I’ve gotten about a dozen messages about a new interracial dating book in circulation. Northwestern University professor, Cheryl Judice, author of Interracial Relationships with Black Women and White Men, is hoping her book will inspire black women to think differently about dating. An article published in the Chicago Tribune has everyone abuzz–what a scandal, right? I mean, in 2018 black women still need a push to date out.
To date, interracial dating books for black women are by far the most voluminous of any other group. As one of the authors on that list, I think it’s safe to say that we’re not in it for the money. By far, the relationship books urging black women to think like men and act like ladies while lowing their standards fly off the shelves much faster than asking black women to start thinking what has previously been unthinkable.

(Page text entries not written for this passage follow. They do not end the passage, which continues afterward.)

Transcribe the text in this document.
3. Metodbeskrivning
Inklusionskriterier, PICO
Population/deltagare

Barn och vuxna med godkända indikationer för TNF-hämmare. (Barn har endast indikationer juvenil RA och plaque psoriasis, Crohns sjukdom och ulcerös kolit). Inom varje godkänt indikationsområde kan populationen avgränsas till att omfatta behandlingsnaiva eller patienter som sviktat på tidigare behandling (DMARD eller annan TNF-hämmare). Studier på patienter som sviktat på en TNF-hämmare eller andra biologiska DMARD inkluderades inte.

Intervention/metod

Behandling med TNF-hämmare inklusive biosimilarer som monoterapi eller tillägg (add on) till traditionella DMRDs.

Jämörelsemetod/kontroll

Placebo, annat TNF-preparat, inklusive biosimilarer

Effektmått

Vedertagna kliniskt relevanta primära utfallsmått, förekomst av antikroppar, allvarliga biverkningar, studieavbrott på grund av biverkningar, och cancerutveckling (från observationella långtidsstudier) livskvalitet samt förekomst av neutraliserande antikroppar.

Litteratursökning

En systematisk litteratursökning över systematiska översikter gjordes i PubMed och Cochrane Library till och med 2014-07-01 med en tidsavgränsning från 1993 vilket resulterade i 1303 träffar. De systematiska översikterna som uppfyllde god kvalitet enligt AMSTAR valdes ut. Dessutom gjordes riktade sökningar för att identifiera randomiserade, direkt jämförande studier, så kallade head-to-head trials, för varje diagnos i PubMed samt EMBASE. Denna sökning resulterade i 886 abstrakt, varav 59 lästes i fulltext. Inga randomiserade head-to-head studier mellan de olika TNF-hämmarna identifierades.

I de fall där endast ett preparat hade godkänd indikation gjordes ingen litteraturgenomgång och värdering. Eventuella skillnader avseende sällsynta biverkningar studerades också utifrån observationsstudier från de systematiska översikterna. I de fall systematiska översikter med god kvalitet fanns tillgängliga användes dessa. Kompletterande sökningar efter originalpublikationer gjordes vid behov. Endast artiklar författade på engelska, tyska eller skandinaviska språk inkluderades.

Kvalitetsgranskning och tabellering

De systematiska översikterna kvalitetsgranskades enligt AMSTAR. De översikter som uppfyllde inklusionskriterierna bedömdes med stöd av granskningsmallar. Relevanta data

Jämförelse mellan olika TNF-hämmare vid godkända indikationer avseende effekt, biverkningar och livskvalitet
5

While there has clearly been an uptick in interracial marriage (from 9% to 12% to make a 33% increase) the fears of tribal shame, the “fetish boogeyman,” faulty understanding of healthy, functional relationships work hard against black women feeling fully free to pursue romantic possibilities outside of the community. D.L. Hugley, black comedian who can barely stand the sight of black women dropped the link on his Facebook fan page and the typical responses from black women followed.
Kendall St. Charles and I addressed this issue today. You won’t want to miss this.
So why did Judice write this book? “They’re like, ‘Why are you putting that out there?’ Because I’m tired of people being so miserable, that’s why.”
Hmmm…I’ve gotten that question too. There is a contingent of black people who feel like this discussion should not even be had. But like me, I want black women to have a chance to marry, have children with a willing and present partner, and live lives of ease without constant struggle. White men aren’t the answer, but choice is.
The power to CHOOSE is the answer. Stop allowing people to find ways to keep you from exercising your options and showing you ALL the choices available.
How many books will need to be published before black women take that leap?